5.2.1 Need for Actual, Time-Synchronized Data This analysis relied on a mix of resource variability data from small operating PV facilities of various vintages and modeled projections of resource output using typical year insolation conditions. As larger PV facilities are installed and generating in the APS service territory (such as Hyder and Cotton Center), this analysis should be updated with actual operation information from those facilities. This time-synchronized output from a variety of PV resources will provide an enhanced understanding of the impact of geographic diversity on operating reserves. Further, the data from current-generation PV technologies will refine the understanding of the variability from individual large-scale facilities.

5.2.2 Forecasting Accuracy This analysis did not look at improvements over the simple solar forecasting method outlined in Section 2. Future forecast methods that improve upon a persistence forecast should be able to cut this level of reserves and hence, integration costs. For example, the forecast methodology often over predicts output at and near the peak likely due to the difference between the sun’s ramp and the profiles typically seen in new solar projects built today.

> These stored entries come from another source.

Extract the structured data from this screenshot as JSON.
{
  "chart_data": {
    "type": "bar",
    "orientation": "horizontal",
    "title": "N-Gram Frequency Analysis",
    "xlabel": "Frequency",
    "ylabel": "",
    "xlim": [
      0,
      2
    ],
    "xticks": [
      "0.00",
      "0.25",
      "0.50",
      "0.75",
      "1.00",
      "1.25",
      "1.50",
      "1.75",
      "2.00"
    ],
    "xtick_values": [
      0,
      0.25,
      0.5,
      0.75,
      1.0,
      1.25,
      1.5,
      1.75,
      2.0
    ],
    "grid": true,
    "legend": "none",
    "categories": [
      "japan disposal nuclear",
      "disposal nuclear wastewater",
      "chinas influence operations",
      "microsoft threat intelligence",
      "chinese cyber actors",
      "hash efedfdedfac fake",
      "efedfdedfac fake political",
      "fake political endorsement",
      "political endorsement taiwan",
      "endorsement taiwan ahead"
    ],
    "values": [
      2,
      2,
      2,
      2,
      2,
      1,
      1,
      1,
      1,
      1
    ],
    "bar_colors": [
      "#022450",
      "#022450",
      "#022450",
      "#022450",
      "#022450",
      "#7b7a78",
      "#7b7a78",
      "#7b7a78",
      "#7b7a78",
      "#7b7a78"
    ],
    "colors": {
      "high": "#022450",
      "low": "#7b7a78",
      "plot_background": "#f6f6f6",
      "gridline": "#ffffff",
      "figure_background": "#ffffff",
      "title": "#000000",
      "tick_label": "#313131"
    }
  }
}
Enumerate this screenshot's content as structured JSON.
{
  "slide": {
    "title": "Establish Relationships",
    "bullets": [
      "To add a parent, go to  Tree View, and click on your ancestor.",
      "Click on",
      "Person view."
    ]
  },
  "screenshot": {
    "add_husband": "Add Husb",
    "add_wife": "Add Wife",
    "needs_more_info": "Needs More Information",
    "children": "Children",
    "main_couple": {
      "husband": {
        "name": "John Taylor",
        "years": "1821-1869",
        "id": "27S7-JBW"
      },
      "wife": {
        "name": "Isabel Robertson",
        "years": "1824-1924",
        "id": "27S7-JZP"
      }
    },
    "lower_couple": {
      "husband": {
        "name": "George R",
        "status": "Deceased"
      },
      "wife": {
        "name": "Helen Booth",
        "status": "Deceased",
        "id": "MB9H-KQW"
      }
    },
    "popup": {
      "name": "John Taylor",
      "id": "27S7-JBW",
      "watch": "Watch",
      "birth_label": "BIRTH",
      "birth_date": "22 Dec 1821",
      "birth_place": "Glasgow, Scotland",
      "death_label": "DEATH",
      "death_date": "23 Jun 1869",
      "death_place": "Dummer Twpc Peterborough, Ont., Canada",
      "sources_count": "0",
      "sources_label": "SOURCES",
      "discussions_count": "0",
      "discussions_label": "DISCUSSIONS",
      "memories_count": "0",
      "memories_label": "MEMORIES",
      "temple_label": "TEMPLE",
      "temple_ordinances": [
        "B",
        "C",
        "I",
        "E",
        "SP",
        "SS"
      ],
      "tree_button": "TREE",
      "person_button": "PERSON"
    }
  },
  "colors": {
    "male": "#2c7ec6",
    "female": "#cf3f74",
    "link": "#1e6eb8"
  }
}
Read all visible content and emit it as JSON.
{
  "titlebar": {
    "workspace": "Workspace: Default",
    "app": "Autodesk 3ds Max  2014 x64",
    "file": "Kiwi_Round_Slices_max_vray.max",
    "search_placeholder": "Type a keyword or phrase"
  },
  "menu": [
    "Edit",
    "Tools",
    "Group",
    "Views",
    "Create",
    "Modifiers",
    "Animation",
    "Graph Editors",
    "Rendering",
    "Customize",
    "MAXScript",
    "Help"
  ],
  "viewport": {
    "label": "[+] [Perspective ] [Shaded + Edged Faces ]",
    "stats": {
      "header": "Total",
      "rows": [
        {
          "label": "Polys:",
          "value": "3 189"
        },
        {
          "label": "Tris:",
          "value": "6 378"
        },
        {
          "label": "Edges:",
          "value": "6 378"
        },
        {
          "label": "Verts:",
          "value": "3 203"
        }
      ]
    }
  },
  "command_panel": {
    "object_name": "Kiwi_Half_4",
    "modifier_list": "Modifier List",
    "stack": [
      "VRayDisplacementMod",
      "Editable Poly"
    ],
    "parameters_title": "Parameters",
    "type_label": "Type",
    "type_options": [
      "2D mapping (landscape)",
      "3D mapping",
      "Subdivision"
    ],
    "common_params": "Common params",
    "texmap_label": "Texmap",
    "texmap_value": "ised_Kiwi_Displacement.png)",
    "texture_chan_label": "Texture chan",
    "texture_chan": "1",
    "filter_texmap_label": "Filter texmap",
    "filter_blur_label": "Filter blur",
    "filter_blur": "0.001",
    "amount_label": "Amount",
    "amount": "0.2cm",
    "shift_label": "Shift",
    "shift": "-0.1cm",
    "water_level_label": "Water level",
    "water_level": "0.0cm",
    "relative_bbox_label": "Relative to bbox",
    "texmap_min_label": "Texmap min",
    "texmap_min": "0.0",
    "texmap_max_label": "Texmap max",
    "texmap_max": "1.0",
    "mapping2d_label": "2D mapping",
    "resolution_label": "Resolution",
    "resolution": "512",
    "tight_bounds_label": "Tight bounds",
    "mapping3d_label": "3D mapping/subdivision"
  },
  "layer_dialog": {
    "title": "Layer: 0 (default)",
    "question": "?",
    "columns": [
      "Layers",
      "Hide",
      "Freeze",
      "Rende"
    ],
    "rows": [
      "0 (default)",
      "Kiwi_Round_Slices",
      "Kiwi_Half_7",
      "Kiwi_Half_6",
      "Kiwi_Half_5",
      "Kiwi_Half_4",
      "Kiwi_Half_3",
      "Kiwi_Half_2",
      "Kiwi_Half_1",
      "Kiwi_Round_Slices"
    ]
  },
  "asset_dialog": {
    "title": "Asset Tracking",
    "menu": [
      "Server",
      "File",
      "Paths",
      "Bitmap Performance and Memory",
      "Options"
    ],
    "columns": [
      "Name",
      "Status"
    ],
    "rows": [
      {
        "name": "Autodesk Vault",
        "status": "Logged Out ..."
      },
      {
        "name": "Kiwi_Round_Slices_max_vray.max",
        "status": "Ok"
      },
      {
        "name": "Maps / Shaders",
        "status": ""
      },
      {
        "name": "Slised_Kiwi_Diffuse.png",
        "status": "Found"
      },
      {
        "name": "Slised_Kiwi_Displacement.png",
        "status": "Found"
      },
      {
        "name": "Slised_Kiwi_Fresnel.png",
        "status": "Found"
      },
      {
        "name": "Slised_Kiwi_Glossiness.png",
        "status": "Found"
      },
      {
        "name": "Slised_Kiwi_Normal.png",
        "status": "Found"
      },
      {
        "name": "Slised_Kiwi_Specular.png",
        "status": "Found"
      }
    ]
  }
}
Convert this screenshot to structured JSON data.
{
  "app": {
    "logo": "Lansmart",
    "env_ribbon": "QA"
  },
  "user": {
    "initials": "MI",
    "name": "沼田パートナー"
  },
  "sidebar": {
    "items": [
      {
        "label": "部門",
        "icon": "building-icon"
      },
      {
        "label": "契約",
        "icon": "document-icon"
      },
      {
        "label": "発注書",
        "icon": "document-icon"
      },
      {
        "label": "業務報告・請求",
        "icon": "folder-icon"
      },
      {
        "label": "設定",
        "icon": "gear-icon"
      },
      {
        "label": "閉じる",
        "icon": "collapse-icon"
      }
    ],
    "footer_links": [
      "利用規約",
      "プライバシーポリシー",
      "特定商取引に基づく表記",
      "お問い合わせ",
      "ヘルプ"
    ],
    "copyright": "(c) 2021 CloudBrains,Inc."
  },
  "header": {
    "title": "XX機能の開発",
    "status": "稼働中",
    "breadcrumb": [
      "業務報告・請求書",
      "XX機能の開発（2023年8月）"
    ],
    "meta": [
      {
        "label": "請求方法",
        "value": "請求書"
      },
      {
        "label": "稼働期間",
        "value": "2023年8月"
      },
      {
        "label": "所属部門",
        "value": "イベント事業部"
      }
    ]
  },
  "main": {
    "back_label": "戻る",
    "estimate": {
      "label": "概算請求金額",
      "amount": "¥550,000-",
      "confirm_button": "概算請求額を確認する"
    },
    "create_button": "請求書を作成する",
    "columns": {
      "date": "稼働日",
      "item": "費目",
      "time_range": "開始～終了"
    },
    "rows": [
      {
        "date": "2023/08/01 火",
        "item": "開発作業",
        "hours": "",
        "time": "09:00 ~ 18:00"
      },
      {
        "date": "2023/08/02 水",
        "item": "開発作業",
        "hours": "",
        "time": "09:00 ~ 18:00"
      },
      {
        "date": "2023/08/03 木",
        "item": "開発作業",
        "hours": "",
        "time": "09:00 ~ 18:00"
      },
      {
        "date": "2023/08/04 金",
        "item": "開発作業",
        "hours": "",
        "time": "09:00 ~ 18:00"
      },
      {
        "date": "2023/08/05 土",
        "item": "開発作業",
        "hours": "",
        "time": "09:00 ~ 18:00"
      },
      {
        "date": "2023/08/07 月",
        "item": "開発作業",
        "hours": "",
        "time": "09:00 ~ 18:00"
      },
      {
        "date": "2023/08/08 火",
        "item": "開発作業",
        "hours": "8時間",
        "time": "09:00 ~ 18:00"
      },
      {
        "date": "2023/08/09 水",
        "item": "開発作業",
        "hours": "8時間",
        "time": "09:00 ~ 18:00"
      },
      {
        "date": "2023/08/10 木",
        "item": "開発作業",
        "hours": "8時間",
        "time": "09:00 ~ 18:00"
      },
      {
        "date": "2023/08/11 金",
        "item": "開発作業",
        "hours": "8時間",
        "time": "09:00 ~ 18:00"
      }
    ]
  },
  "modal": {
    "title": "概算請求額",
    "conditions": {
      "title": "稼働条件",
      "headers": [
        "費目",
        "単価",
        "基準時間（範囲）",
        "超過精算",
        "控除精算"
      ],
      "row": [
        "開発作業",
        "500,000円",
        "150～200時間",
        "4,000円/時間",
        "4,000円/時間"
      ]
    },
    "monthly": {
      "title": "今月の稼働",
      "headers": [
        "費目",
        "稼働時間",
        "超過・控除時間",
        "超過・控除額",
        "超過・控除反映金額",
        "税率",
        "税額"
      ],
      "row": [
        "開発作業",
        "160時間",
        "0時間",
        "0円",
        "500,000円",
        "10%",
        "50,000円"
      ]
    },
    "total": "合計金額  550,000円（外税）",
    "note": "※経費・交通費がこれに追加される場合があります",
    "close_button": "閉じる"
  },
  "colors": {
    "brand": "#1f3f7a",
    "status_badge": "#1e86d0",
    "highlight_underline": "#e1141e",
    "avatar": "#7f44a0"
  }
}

Modifications in the forecasting to reflect this is an example of logic that could be easily changed if this is causing significant errors to improve forecast accuracy and reduce integration costs.

When there is a large amount of solar energy integrated in the system, such as is forecasted in 2030, using one estimate for an entire hour will be inherently inaccurate even on sunny days. With 1,669 MW on the grid in 2030, sunny day ramps in the morning and afternoon are roughly 400 MW/hour. If the average for this hour is used in the forecast, the beginning and end of the hour will be off by 200 MW, which could very likely lead to CPS2 violations even if the net output of solar is perfectly understood. Changes in operations may be required when this much solar is on the system to maintain reliability.